Well, I will say that since 9-11 I’ve seen a distinct change in young people. There doesn’t seem to be a lot of anxiety, and when I ask people what has changed, they can’t tell me. But I go all over the country, and the clearest articulation of this is a desire to treat each other in a more humane way. People are interested in understanding each other. There’s a desire to treat each other better, and it is sweeping among cultures—a subtle turn of the battleship. It’s really significant in terms of influences on male/female relationships. For instance, in the Southeast colleges the most substantial change I’ve seen is the return of “the date.” There’s less “hooking up,” which is the other extreme, and more getting to know the person. I’ll talk in detail about this in Chico.

What’s your take on the medical marijuana debate?

Of course doctors should be able to prescribe this. I give morphine to morphine addicts when they’re dying of cancer if it makes them feel better. Why the fuck shouldn’t I be able to give them marijuana if that makes them feel better at a certain time in their demise. However, the actual initiative, or 215, that we all voted on was a complete sham. That bothers me that a sham was being perpetrated on the public in the name of getting one step closer to legalization. My thing is this: Why don’t we just have a legalization debate. Let’s just get it on, ‘cause it’s time.

I can’t have a rational discussion about this drug. People don’t want to hear my stories about marijuana syndrome. One out of five admissions to chemical-dependency hospitals in this country are for pot right now, but people don’t want to hear it because there’s so much political energy around that drug. That drives me crazy.

Yet there’s no doubt that marijuana is no worse than the abuse of alcohol. Compared to 400,000 tobacco deaths a year, it’s not even an issue. I think we should get over it and just legalize it. Take the ridiculous, pre-Elizabethan, draconian moralistic stuff out of the equation, figure out what works and make our laws accordingly.

But, you know, in every situation or use of marijuana that has been advocated there are at least five other medications that are better. I’ve had multiple requests for marijuana prescriptions from patients but never from non-marijuana addicts. And when I tell them I’m going to take the part that makes them high out, they’re not interested. … But it’s a tough issue: If the facts are unpopular, you just end up fighting with the crowd.
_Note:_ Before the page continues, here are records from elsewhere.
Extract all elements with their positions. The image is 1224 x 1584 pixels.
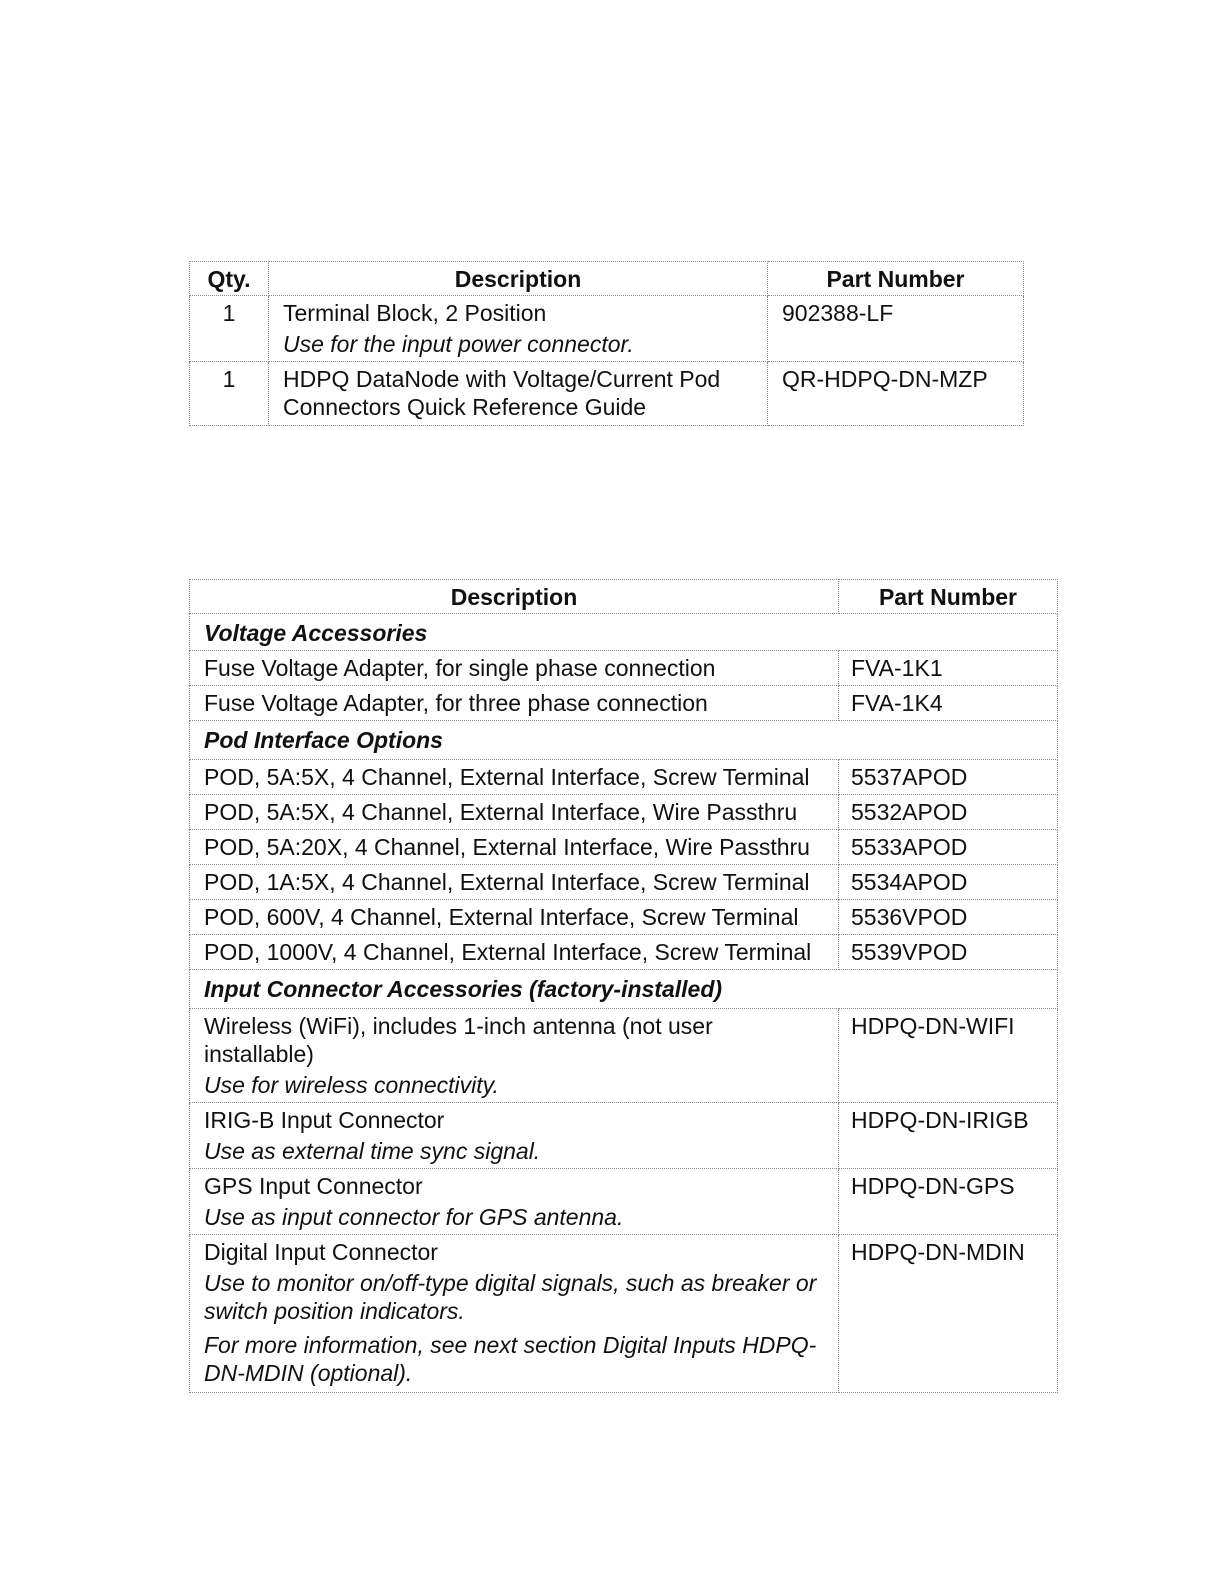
part-number-cell: HDPQ-DN-WIFI [839, 1009, 1058, 1103]
table-row [190, 795, 1058, 830]
description-cell: POD, 5A:5X, 4 Channel, External Interface, Screw Terminal [190, 760, 839, 795]
description-cell [190, 1009, 839, 1103]
description-cell: POD, 5A:5X, 4 Channel, External Interface, Wire Passthru [190, 795, 839, 830]
part-number-cell: 5537APOD [839, 760, 1058, 795]
section-row-pod-interface-options [190, 721, 1058, 760]
table-row [190, 865, 1058, 900]
table-row [190, 686, 1058, 721]
part-number-cell: 5534APOD [839, 865, 1058, 900]
description-cell: Fuse Voltage Adapter, for three phase connection [190, 686, 839, 721]
part-number-cell: 5539VPOD [839, 935, 1058, 970]
description-cell: POD, 5A:20X, 4 Channel, External Interface, Wire Passthru [190, 830, 839, 865]
item-note: Use to monitor on/off-type digital signals, such as breaker or switch position indicators. [204, 1270, 817, 1324]
description-cell: POD, 600V, 4 Channel, External Interface, Screw Terminal [190, 900, 839, 935]
qty-cell: 1 [190, 362, 269, 426]
item-title: Digital Input Connector [204, 1239, 438, 1265]
description-header: Description [269, 262, 768, 296]
description-cell: POD, 1A:5X, 4 Channel, External Interface, Screw Terminal [190, 865, 839, 900]
qty-header: Qty. [190, 262, 269, 296]
item-title: IRIG-B Input Connector [204, 1107, 445, 1133]
section-title: Pod Interface Options [190, 721, 1058, 760]
table-row [190, 651, 1058, 686]
table-row [190, 760, 1058, 795]
table-row [190, 296, 1024, 362]
part-number-cell: HDPQ-DN-MDIN [839, 1235, 1058, 1393]
table-row [190, 1235, 1058, 1393]
table-header-row [190, 580, 1058, 614]
section-title: Voltage Accessories [190, 614, 1058, 651]
item-title: GPS Input Connector [204, 1173, 423, 1199]
description-cell [190, 1169, 839, 1235]
description-cell: POD, 1000V, 4 Channel, External Interface, Screw Terminal [190, 935, 839, 970]
description-cell [269, 296, 768, 362]
section-title: Input Connector Accessories (factory-installed) [190, 970, 1058, 1009]
table-row [190, 362, 1024, 426]
section-row-input-connector-accessories [190, 970, 1058, 1009]
description-header: Description [190, 580, 839, 614]
table-row [190, 935, 1058, 970]
accessories-table [189, 579, 1058, 1393]
item-note: Use for wireless connectivity. [204, 1072, 499, 1098]
part-number-cell: HDPQ-DN-GPS [839, 1169, 1058, 1235]
item-title: Terminal Block, 2 Position [283, 300, 547, 326]
kit-contents-table [189, 261, 1024, 426]
part-number-cell: 902388-LF [768, 296, 1024, 362]
part-number-cell: 5533APOD [839, 830, 1058, 865]
item-note-more-info: For more information, see next section Digital Inputs HDPQ-DN-MDIN (optional). [204, 1332, 817, 1386]
part-number-header: Part Number [839, 580, 1058, 614]
item-title: Wireless (WiFi), includes 1-inch antenna (not user installable) [204, 1013, 713, 1067]
section-row-voltage-accessories [190, 614, 1058, 651]
description-cell [190, 1103, 839, 1169]
description-cell: HDPQ DataNode with Voltage/Current Pod Connectors Quick Reference Guide [269, 362, 768, 426]
description-cell: Fuse Voltage Adapter, for single phase connection [190, 651, 839, 686]
item-note: Use for the input power connector. [283, 331, 634, 357]
part-number-cell: 5532APOD [839, 795, 1058, 830]
part-number-cell: FVA-1K1 [839, 651, 1058, 686]
table-row [190, 900, 1058, 935]
part-number-cell: HDPQ-DN-IRIGB [839, 1103, 1058, 1169]
table-row [190, 1169, 1058, 1235]
table-row [190, 830, 1058, 865]
part-number-header: Part Number [768, 262, 1024, 296]
item-note: Use as external time sync signal. [204, 1138, 541, 1164]
description-cell [190, 1235, 839, 1393]
part-number-cell: FVA-1K4 [839, 686, 1058, 721]
item-note: Use as input connector for GPS antenna. [204, 1204, 624, 1230]
table-row [190, 1009, 1058, 1103]
qty-cell: 1 [190, 296, 269, 362]
table-header-row [190, 262, 1024, 296]
part-number-cell: 5536VPOD [839, 900, 1058, 935]
part-number-cell: QR-HDPQ-DN-MZP [768, 362, 1024, 426]
table-row [190, 1103, 1058, 1169]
How did you get to be such a good speaker and what keeps you going?

I thank you. Radio helps you learn how to organize your thoughts and speak them clearly and quickly, so I’ve been doing that awhile. But I was not a good public speaker originally. About three years ago, I began speaking a lot more, and doing it obviously makes you better. Plus I love talking to young people. It’s really an honor—young people are so alive, and it’s such a pleasure.

The thing about me is that I have probably an unhealthy preoccupation with people. I really, really like people! (Laughs.) That is a blessing and a curse, but it is something that allows me a capacity to connect into other people’s lives.